Operating model transformation can prove especially challenging for middle management, which ends up “stuck between teams who are trying to do things differently and leaders who are still pushing to get things done in a traditional way,” Luu says.
It’s up to the organization’s leadership to help middle managers - and their teams - through this ambiguity by making it clear the old goalposts no longer necessarily apply. “(Leaders) have to align performance measures to what the enterprise is trying to achieve for customers,” Luu explains. “If they’re misaligned you end up with employees who are confused, or operate in a way that maximizes their benefits to the detriment of the customer.”

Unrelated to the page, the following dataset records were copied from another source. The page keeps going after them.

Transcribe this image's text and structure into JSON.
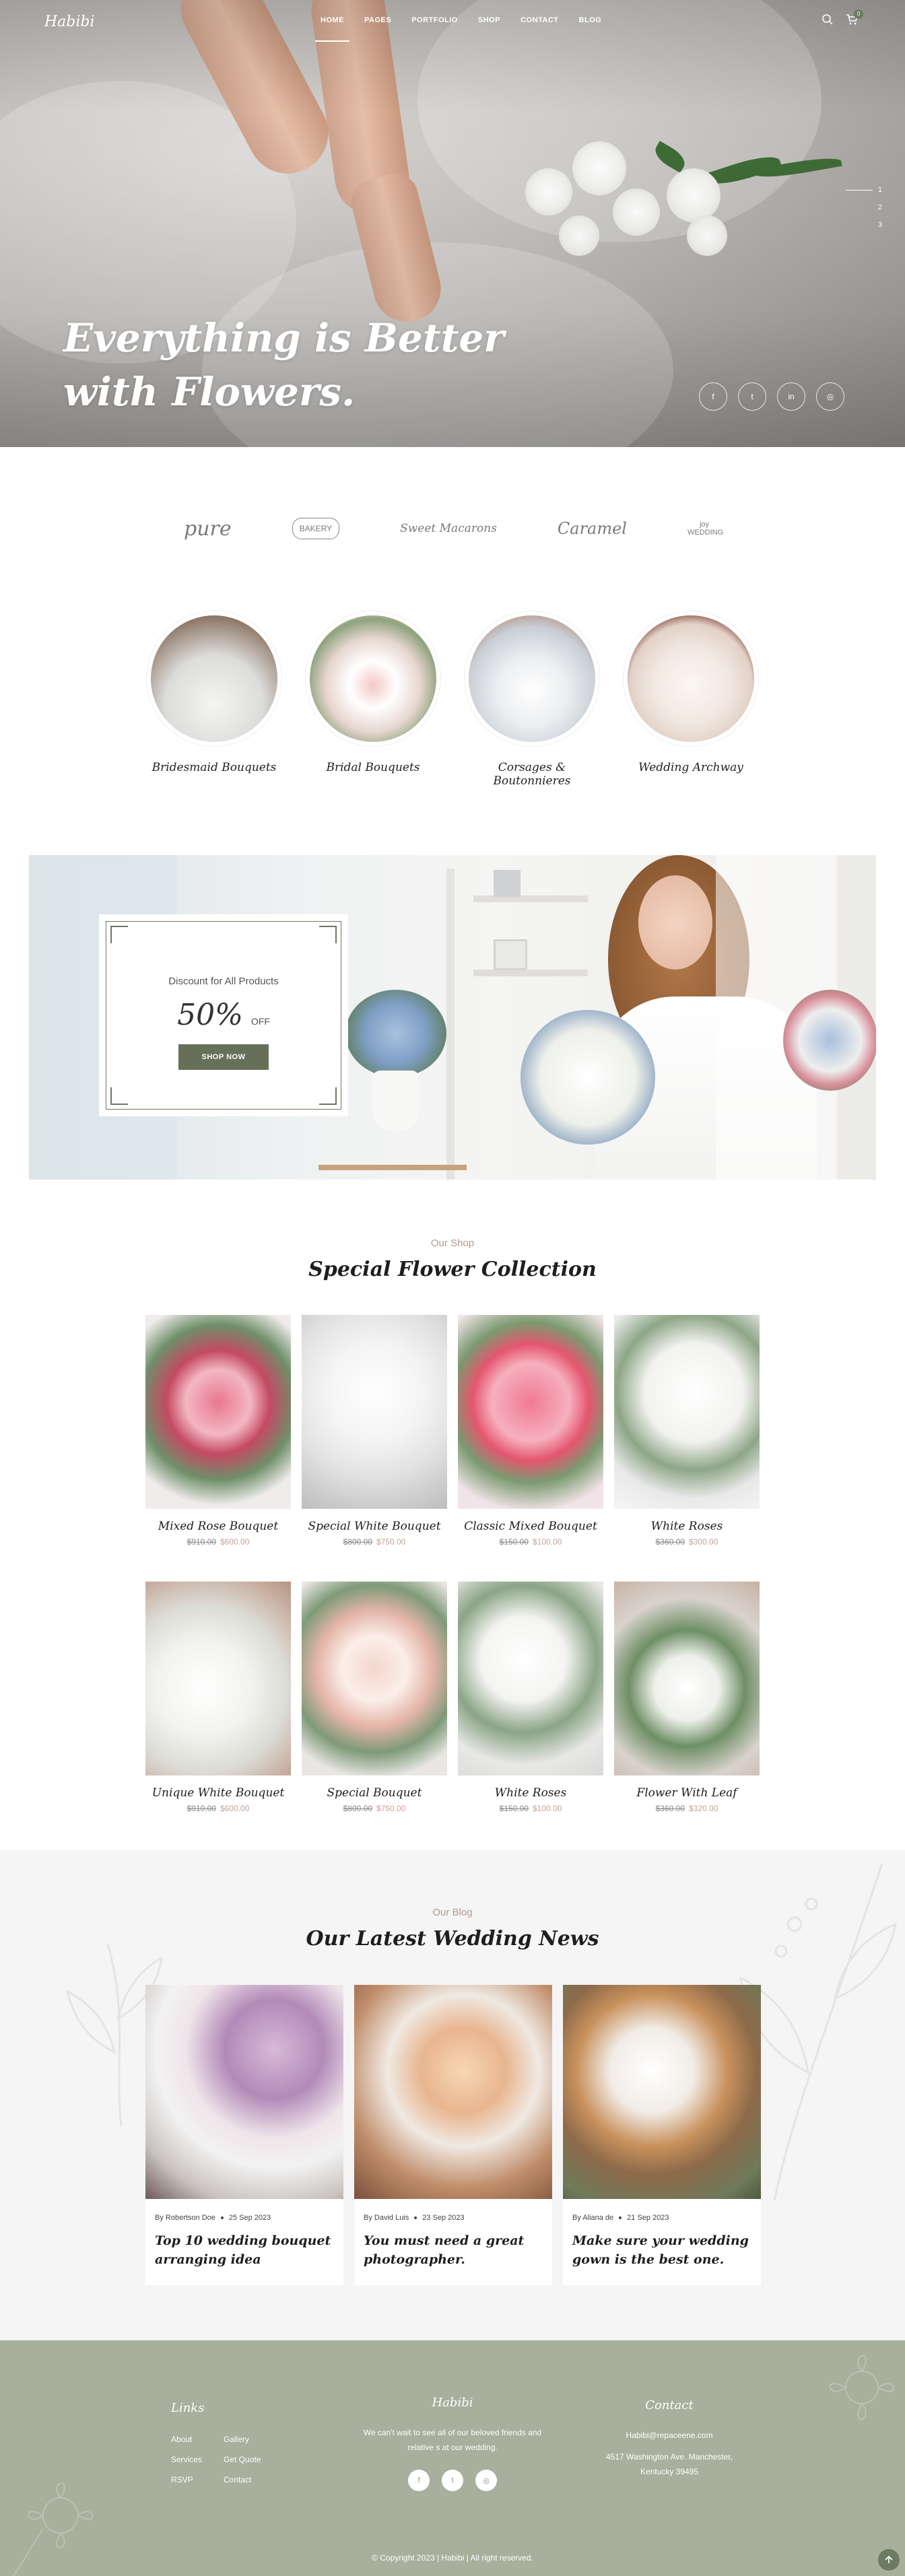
{
  "brand": {
    "logo": "Habibi"
  },
  "nav": {
    "items": [
      {
        "label": "HOME"
      },
      {
        "label": "PAGES"
      },
      {
        "label": "PORTFOLIO"
      },
      {
        "label": "SHOP"
      },
      {
        "label": "CONTACT"
      },
      {
        "label": "BLOG"
      }
    ],
    "cart_count": "0"
  },
  "hero": {
    "title_line1": "Everything is Better",
    "title_line2": "with Flowers.",
    "slides": [
      "1",
      "2",
      "3"
    ],
    "socials": [
      {
        "icon": "facebook-icon",
        "glyph": "f"
      },
      {
        "icon": "twitter-icon",
        "glyph": "t"
      },
      {
        "icon": "linkedin-icon",
        "glyph": "in"
      },
      {
        "icon": "instagram-icon",
        "glyph": "◎"
      }
    ]
  },
  "brands": [
    "pure",
    "BAKERY",
    "Sweet Macarons",
    "Caramel",
    "joy WEDDING"
  ],
  "categories": [
    {
      "name": "Bridesmaid Bouquets"
    },
    {
      "name": "Bridal Bouquets"
    },
    {
      "name": "Corsages & Boutonnieres"
    },
    {
      "name": "Wedding Archway"
    }
  ],
  "promo": {
    "subtitle": "Discount for All Products",
    "percent": "50%",
    "off": "OFF",
    "button": "SHOP NOW"
  },
  "shop": {
    "tag": "Our Shop",
    "title": "Special Flower Collection",
    "products": [
      {
        "name": "Mixed Rose Bouquet",
        "old": "$910.00",
        "new": "$600.00"
      },
      {
        "name": "Special White Bouquet",
        "old": "$800.00",
        "new": "$750.00"
      },
      {
        "name": "Classic Mixed Bouquet",
        "old": "$150.00",
        "new": "$100.00"
      },
      {
        "name": "White Roses",
        "old": "$360.00",
        "new": "$300.00"
      },
      {
        "name": "Unique White Bouquet",
        "old": "$910.00",
        "new": "$600.00"
      },
      {
        "name": "Special Bouquet",
        "old": "$800.00",
        "new": "$750.00"
      },
      {
        "name": "White Roses",
        "old": "$150.00",
        "new": "$100.00"
      },
      {
        "name": "Flower With Leaf",
        "old": "$360.00",
        "new": "$320.00"
      }
    ]
  },
  "blog": {
    "tag": "Our Blog",
    "title": "Our Latest Wedding News",
    "posts": [
      {
        "author": "By Robertson Doe",
        "date": "25 Sep 2023",
        "title": "Top 10 wedding bouquet arranging idea"
      },
      {
        "author": "By David Luis",
        "date": "23 Sep 2023",
        "title": "You must need a great photographer."
      },
      {
        "author": "By Aliana de",
        "date": "21 Sep 2023",
        "title": "Make sure your wedding gown is the best one."
      }
    ]
  },
  "footer": {
    "links_title": "Links",
    "links_col1": [
      "About",
      "Services",
      "RSVP"
    ],
    "links_col2": [
      "Gallery",
      "Get Quote",
      "Contact"
    ],
    "brand_title": "Habibi",
    "brand_text_line1": "We can't wait to see all of our beloved friends and",
    "brand_text_line2": "relative s at our wedding.",
    "contact_title": "Contact",
    "email": "Habibi@repaceene.com",
    "address_line1": "4517 Washington Ave. Manchester,",
    "address_line2": "Kentucky 39495",
    "copyright": "© Copyright 2023 | Habibi | All right reserved."
  },
  "colors": {
    "accent": "#667058",
    "footer_bg": "#a8af9c",
    "price": "#c3a29a",
    "tag": "#b49890"
  }
}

“Leaders need to be able to talk about and champion value. If you walk into a room where there’s a team building something and ask when they’re going to be done, you’ve sent the message that speed is important. But if you walk into the room and have a conversation about value, the message is very different."
David Robinson, Digital Transformation Principal, Thoughtworks
You’re changing the language that you use, the questions that you ask, and getting comfortable with a lack of control.
“One skill that’s really under-invested in and under-recognized is the ability to tell stories,” Luu adds. “How else do you bring customer experiences to life and help build empathy in employees who weren’t sitting in the customer research sessions, or who are hearing about a change in direction for the first time? The art of storytelling can override innate resistance and get people excited, and that’s really needed for a lot of leaders that are trying to make this shift.”
A revitalized operating model can do much more than digitize existing workflows and product lines, or enhance the enterprise’s ability to adapt. It can pave the way for full-scale reinvention, based on new business models and deeper levels of engagement with the customer base.
According to Robinson, extending the feedback loops that inform product development to the rest of the enterprise is a fundamental step in building an operating model to last.
“Organizations that think in an evolutionary sense get the idea of customer feedback driving decisions around the future of a product, but where things start to fall apart is the next set of loops, which is taking the results of investments and bringing them back to where prioritization decisions are made - and back to strategy, so information about the creation of value is fed all the way back to the top,” he explains. “With that you have at every level an iterative process that can get better - and then you focus on speeding it up. You essentially have continuous improvement for your operating model built into the way you operate.”
“Feedback loops are really important, and not just within teams,” agrees Luu. “If you walk around and you see teams doing retrospectives, if you hear leaders asking what teams learned as opposed to why something failed, that to me is evidence you’ve made a new way of working sustainable. That’s when it becomes part of the DNA.”
Genuine reinvention, says Highsmith, requires “changing from a plan-do mindset - in other words, we plan it all out at the beginning and then we do it - to an envision-explore mindset. We envision where we want to go in the future and then we explore into that vision. Sometimes we hit some dead ends and have to backtrack, and sometimes we move forward. But it’s an experimental, innovative kind of life cycle.”
Basing an operating model on this tolerance for experimentation and failure requires organizational grit. But as Robinson points out, in a digital economy, it’s the only real way to cultivate an edge. “The only sustainable competitive advantage an organization will ever have is their ability to learn a little bit faster than their competitors,” he says. “In the future, that’s the secret weapon.”